The Americas have been assimilating immigrants for a few hundred years, building as they go. The last huge wave came over only 100 years ago, and they’ve had generations going through the school system, World War I, the Great Depression, World War II, etc. Just because you know where your great-great grandparents are from doesn’t mean you identify yourself more with that country than this one. I think people are celebrating their ancestors more than an actual nation.
It’s funny reading about this because I’m so use to my situation being the norm for most people I meet.
I’m a mutt. I have five different nationalities that I’m aware of in my family tree. I don’t identify with any of them. Neither does my mother, and I don’t believe my father did while he was alive. I’m not sure what nationalities are in my wife’s family tree, but I don’t see her identifying or carrying on the traditions of any of the old countries. And a lot of people I meet seem to be just Americans.
Sure, I’m aware of Italian, or Greek, or other ethnic communities and people who do identify as Italian American or whatever, but I always thought that people like that were in the minority. I guess it goes on more than I thought.
Three of my 4 grandparents were born here. I cannot conceive of myself as anything but an American. Not a Wherever-American. An American.

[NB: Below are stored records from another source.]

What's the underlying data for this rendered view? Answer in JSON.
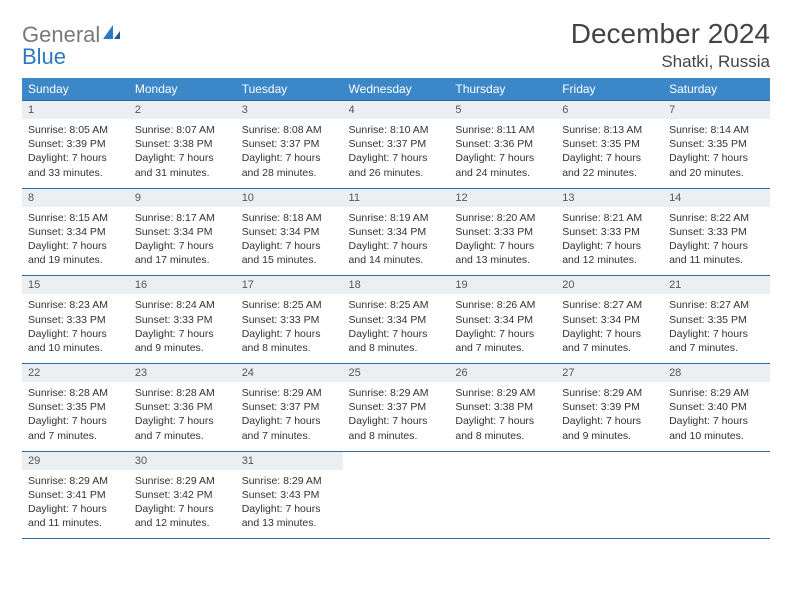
{
  "logo": {
    "word1": "General",
    "word2": "Blue"
  },
  "title": "December 2024",
  "location": "Shatki, Russia",
  "colors": {
    "header_bg": "#3b87c8",
    "header_fg": "#ffffff",
    "daynum_bg": "#eceff1",
    "row_border": "#2e6ca5",
    "logo_gray": "#7a7a7a",
    "logo_blue": "#2d79c0",
    "page_bg": "#ffffff"
  },
  "weekdays": [
    "Sunday",
    "Monday",
    "Tuesday",
    "Wednesday",
    "Thursday",
    "Friday",
    "Saturday"
  ],
  "weeks": [
    [
      {
        "n": "1",
        "sr": "8:05 AM",
        "ss": "3:39 PM",
        "dl": "7 hours and 33 minutes."
      },
      {
        "n": "2",
        "sr": "8:07 AM",
        "ss": "3:38 PM",
        "dl": "7 hours and 31 minutes."
      },
      {
        "n": "3",
        "sr": "8:08 AM",
        "ss": "3:37 PM",
        "dl": "7 hours and 28 minutes."
      },
      {
        "n": "4",
        "sr": "8:10 AM",
        "ss": "3:37 PM",
        "dl": "7 hours and 26 minutes."
      },
      {
        "n": "5",
        "sr": "8:11 AM",
        "ss": "3:36 PM",
        "dl": "7 hours and 24 minutes."
      },
      {
        "n": "6",
        "sr": "8:13 AM",
        "ss": "3:35 PM",
        "dl": "7 hours and 22 minutes."
      },
      {
        "n": "7",
        "sr": "8:14 AM",
        "ss": "3:35 PM",
        "dl": "7 hours and 20 minutes."
      }
    ],
    [
      {
        "n": "8",
        "sr": "8:15 AM",
        "ss": "3:34 PM",
        "dl": "7 hours and 19 minutes."
      },
      {
        "n": "9",
        "sr": "8:17 AM",
        "ss": "3:34 PM",
        "dl": "7 hours and 17 minutes."
      },
      {
        "n": "10",
        "sr": "8:18 AM",
        "ss": "3:34 PM",
        "dl": "7 hours and 15 minutes."
      },
      {
        "n": "11",
        "sr": "8:19 AM",
        "ss": "3:34 PM",
        "dl": "7 hours and 14 minutes."
      },
      {
        "n": "12",
        "sr": "8:20 AM",
        "ss": "3:33 PM",
        "dl": "7 hours and 13 minutes."
      },
      {
        "n": "13",
        "sr": "8:21 AM",
        "ss": "3:33 PM",
        "dl": "7 hours and 12 minutes."
      },
      {
        "n": "14",
        "sr": "8:22 AM",
        "ss": "3:33 PM",
        "dl": "7 hours and 11 minutes."
      }
    ],
    [
      {
        "n": "15",
        "sr": "8:23 AM",
        "ss": "3:33 PM",
        "dl": "7 hours and 10 minutes."
      },
      {
        "n": "16",
        "sr": "8:24 AM",
        "ss": "3:33 PM",
        "dl": "7 hours and 9 minutes."
      },
      {
        "n": "17",
        "sr": "8:25 AM",
        "ss": "3:33 PM",
        "dl": "7 hours and 8 minutes."
      },
      {
        "n": "18",
        "sr": "8:25 AM",
        "ss": "3:34 PM",
        "dl": "7 hours and 8 minutes."
      },
      {
        "n": "19",
        "sr": "8:26 AM",
        "ss": "3:34 PM",
        "dl": "7 hours and 7 minutes."
      },
      {
        "n": "20",
        "sr": "8:27 AM",
        "ss": "3:34 PM",
        "dl": "7 hours and 7 minutes."
      },
      {
        "n": "21",
        "sr": "8:27 AM",
        "ss": "3:35 PM",
        "dl": "7 hours and 7 minutes."
      }
    ],
    [
      {
        "n": "22",
        "sr": "8:28 AM",
        "ss": "3:35 PM",
        "dl": "7 hours and 7 minutes."
      },
      {
        "n": "23",
        "sr": "8:28 AM",
        "ss": "3:36 PM",
        "dl": "7 hours and 7 minutes."
      },
      {
        "n": "24",
        "sr": "8:29 AM",
        "ss": "3:37 PM",
        "dl": "7 hours and 7 minutes."
      },
      {
        "n": "25",
        "sr": "8:29 AM",
        "ss": "3:37 PM",
        "dl": "7 hours and 8 minutes."
      },
      {
        "n": "26",
        "sr": "8:29 AM",
        "ss": "3:38 PM",
        "dl": "7 hours and 8 minutes."
      },
      {
        "n": "27",
        "sr": "8:29 AM",
        "ss": "3:39 PM",
        "dl": "7 hours and 9 minutes."
      },
      {
        "n": "28",
        "sr": "8:29 AM",
        "ss": "3:40 PM",
        "dl": "7 hours and 10 minutes."
      }
    ],
    [
      {
        "n": "29",
        "sr": "8:29 AM",
        "ss": "3:41 PM",
        "dl": "7 hours and 11 minutes."
      },
      {
        "n": "30",
        "sr": "8:29 AM",
        "ss": "3:42 PM",
        "dl": "7 hours and 12 minutes."
      },
      {
        "n": "31",
        "sr": "8:29 AM",
        "ss": "3:43 PM",
        "dl": "7 hours and 13 minutes."
      },
      null,
      null,
      null,
      null
    ]
  ],
  "labels": {
    "sunrise": "Sunrise:",
    "sunset": "Sunset:",
    "daylight": "Daylight:"
  }
}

The accidents of their birthplaces over a century ago have zero to do with my self-conception.
I suspect I’d feel the same way even if all 4 grandparents & both parents were born elsewhere. *They *might be former Italians or former Mexicans or former Germans or whatever. But I’d be an American. Had they spent my entire childhood filling me with tales of the Old Country I’d probably feel almost the same. As a kid I remember being utterly dissmissive of any history. The future mattered; that was where we were all going to live and getting it right mattered. The past was just an unchangeable irrelevance.
I thnk it’s a shame more people in the world don’t think that way today. We’d probably be able to eliminate a lot of modern tit-for-tat warfare with basises going back centuries. A lot of the value of history now is simply in its utility to predict how the people who refuse to learn from it will choose to repeat it. Damn Chimps; that’s all we are sometimes.
I am an American. I can’t tell you what all my ascendants were. It doesn’t matter as I was born here. You an American as soon as your a citizen in my books.
Two Muslims arrive in the US with their families, and decide to make a bet: they’ll meet again in 10 years and decide who did a better job of becoming a true American.
After 10 years, the two meet again on the street. The first Muslim says, “I work in factory that makes flags. My wife sings the National anthem at baseball games. My two children are both in religious private schools, and we all go to Protestant Church every Sunday. Doesn’t that make me an American?”
The second Muslim replies, “Get away from me you fucking terrorist.”
It’s funny, because while Italian-Americans may display an oversize sense of pride Italy, actual Italians probably have the weakest sense of national identity in Europe. An Italian is likely to identify himself first as a Lombard or a Genoan then as an Italian.
I think it happens more readily in the United States than in most countries. Plenty of Americans have no real idea where their ancestors came from in the Old World, and don’t care. Even among those who do have a sense of heritage, for the most part we don’t act like immigrant populations out of our element.
For contrast, imagine yourself moving to, say, Japan. Could you ever fit in? You can learn Japanese, you can have a great affinity for Japanese culture, but can you, or even your kids born in Japan, ever “become Japanese”?